しっかり区別して使えば、読みやすくて安全なプログラムを書くことができますよ。
まとめ
Pythonにおける定数の考え方を振り返る
この記事では、Pythonにおける定数の扱い方について、基礎から丁寧に確認してきました。Pythonには他のプログラミング言語のように「この値は絶対に変更できない」という仕組みとしての定数は用意されていません。しかし、その代わりに、慣習的なルールを守ることで定数として安全に扱う方法が広く使われています。 定数とは、プログラムの途中で値が変わると困るものを表現するための考え方です。円周率や税率、最大人数や設定値など、意味を持った数値をわかりやすく管理するために定数は重要な役割を果たします。Pythonでは変数と同じ仕組みを使いながらも、名前をすべて大文字で書くことで「これは定数として使うものだ」と明確に意思表示します。
定数が変更できてしまう理由と注意点
Pythonの定数は、あくまでも「変更しないという約束」によって成り立っています。そのため、文法的にはあとから値を書きかえることができてしまいます。これはPythonが柔軟で書きやすい言語である反面、書き手の意識がとても重要になる部分です。 大文字で書かれた変数を見たら、そこには「この値は変更しない」という意味が込められていると理解することが大切です。チーム開発や将来の自分のためにも、このルールを守ることで、バグの少ない読みやすいプログラムにつながります。
定数を別ファイルで管理するメリット
定数を守るための工夫として、設定専用のファイルにまとめる方法も紹介しました。定数だけを書いたファイルを用意し、必要な場所から読み込んで使うことで、「ここは設定を書く場所だ」という意識が自然と生まれます。 特にAPIキーや設定値、共通で使う数値などは、ひとつのファイルに集約しておくことで管理がしやすくなります。値を変更する必要が出てきた場合も、修正箇所が明確になるため、作業ミスを防ぐことができます。
定数を使ったサンプルプログラム
定数を使うことで、数値の意味が明確になり、コード全体の読みやすさが向上します。次のように、数値を直接書くのではなく、意味のある名前を持つ定数を使うことがポイントです。
# 定数の定義
TAX_RATE = 0.1
SHIPPING_FEE = 500
price = 3000
total_price = price * (1 + TAX_RATE) + SHIPPING_FEE
print(total_price)
このように書いておくと、あとからコードを見返したときにも「これは税率」「これは送料」と一目で理解できます。数値の意味を考え直す必要がなくなり、修正や拡張もしやすくなります。
定数を使う習慣がプログラムを強くする
定数を意識して使うことは、初心者のうちから身につけておきたい大切な習慣です。小さなプログラムでも、定数と変数をしっかり使い分けることで、コードの品質は大きく変わります。 Pythonは自由度が高い言語だからこそ、こうした基本的なルールを守ることが、読みやすく安全なプログラムにつながります。定数は単なる書き方の工夫ではなく、考え方そのものだと理解しておきましょう。

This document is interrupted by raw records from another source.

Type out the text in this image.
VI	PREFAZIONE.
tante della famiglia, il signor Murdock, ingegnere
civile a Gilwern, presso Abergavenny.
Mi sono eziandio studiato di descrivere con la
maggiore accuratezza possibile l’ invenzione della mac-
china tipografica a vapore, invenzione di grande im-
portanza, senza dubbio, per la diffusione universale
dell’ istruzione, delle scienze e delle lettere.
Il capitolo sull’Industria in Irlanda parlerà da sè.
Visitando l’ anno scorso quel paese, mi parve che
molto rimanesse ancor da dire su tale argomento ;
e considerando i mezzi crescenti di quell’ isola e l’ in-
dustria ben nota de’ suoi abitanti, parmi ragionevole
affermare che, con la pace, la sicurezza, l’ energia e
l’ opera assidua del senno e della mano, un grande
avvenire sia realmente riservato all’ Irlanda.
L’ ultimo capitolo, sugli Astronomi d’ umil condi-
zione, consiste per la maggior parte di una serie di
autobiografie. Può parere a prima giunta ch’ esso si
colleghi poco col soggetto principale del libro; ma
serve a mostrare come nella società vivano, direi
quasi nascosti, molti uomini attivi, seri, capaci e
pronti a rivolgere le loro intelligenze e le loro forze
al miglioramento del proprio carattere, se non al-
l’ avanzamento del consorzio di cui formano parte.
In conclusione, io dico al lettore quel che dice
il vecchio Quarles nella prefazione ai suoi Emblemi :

生徒:Pythonには定数がないって聞いて、最初は不安でしたけど、大文字で書く理由がよくわかりました。
先生:そうですね。仕組みとしては変数と同じですが、名前の付け方で意思を伝えるのがPythonらしいところです。
生徒:定数を別のファイルにまとめると、変更しちゃいけないって自然に意識できますね。
先生:その感覚はとても大切です。設定値を一か所に集めるだけで、ミスはかなり減ります。
生徒:数値をそのまま書くより、定数にしたほうが意味がわかりやすいのも実感できました。
先生:それが定数を使う一番のメリットです。読みやすいコードは、正しいコードにつながります。
生徒:これからは、大事な値はちゃんと定数として書くようにします。
先生:その意識を持ち続ければ、確実にプログラミングが上達しますよ。